Amtrak was back to normal on Friday with all trains that had been suspended in the past week back to their normal schedules.
For the first time in more than a week the Empire Builder departed Chicago en route to its West Coast terminals of Seattle and Portland. No service suspensions were posted on the Amtrak website.
The suspensions began four days before Christmas as a massive winter storm that brought subzero temperatures and heavy snow raced across the country, hitting the upper Midwest and western New York State particularly hard.
The same storm disrupted airline travel during the Christmas weekend but Southwest Airlines had particular difficulty coping with the storm and its aftermath.
The carrier cancelled approximately 5,800 flights between Dec. 22 and 29. On Friday Southwest operated most of its flights with the website Flightaware.com reporting that just 43 Southwest flights had been cancelled by 6 p.m.
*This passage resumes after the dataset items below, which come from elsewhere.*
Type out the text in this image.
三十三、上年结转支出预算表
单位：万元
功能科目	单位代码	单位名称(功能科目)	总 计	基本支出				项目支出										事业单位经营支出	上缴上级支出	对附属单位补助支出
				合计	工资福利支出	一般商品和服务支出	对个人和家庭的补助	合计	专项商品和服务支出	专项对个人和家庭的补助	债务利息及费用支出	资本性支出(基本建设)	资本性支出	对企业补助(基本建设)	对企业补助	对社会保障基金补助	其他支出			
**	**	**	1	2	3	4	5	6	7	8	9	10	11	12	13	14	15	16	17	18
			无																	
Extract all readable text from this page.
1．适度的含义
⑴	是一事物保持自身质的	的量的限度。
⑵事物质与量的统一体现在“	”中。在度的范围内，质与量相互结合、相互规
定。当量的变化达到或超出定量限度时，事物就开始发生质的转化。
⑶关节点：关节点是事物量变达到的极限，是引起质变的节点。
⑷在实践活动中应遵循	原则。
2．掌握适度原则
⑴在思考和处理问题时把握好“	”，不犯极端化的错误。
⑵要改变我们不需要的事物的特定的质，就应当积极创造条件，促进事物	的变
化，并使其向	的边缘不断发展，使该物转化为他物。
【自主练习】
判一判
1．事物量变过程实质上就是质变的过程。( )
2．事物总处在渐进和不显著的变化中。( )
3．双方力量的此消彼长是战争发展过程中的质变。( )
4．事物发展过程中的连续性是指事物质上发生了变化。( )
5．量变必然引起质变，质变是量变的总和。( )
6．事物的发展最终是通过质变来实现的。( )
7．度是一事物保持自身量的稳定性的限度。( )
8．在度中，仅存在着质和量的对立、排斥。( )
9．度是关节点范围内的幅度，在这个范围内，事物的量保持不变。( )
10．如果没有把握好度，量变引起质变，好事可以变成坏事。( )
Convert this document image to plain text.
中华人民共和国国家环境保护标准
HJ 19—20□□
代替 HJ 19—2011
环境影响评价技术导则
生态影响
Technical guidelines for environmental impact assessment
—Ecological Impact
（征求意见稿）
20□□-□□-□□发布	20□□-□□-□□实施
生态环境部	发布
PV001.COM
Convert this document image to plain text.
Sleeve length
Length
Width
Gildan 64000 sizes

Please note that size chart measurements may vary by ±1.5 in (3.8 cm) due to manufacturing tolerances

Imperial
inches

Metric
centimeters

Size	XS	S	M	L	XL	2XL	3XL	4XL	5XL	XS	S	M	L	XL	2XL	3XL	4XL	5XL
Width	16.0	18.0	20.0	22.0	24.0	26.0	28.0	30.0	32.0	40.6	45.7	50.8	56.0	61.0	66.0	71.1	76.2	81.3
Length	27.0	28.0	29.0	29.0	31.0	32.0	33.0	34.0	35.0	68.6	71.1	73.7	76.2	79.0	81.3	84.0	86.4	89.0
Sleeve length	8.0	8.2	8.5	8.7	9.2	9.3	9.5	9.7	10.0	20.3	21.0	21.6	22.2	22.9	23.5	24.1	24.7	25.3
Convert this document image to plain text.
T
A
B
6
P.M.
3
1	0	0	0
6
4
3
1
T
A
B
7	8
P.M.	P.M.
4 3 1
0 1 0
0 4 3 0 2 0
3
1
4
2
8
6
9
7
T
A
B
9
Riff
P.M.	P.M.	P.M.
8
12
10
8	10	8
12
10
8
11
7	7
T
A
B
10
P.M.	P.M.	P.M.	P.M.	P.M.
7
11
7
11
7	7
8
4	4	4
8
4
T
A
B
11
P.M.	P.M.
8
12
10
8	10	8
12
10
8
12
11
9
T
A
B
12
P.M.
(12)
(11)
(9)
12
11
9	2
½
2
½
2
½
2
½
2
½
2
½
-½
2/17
EST.
On a typical day Southwest operates 3,900 flights. Flightaware said that nationwide, airlines cancelled just 153 flights on Friday, which was the lowest number since before the winter storm arrived just before the Christmas weekend.
Most Southwest flights scheduled to operate this past week from Cleveland Hopkins Airport were cancelled.
Every Southwest flight out of Hopkins on Monday was scrapped and only a handful of flights operated Tuesday through Thursday.
Most Southwest flight from Cleveland operate to Chicago, St. Louis, Denver, Nashville, Atlanta and Baltimore.
Some Southwest passengers from Cleveland were told the soonest they could be accommodated would be Saturday.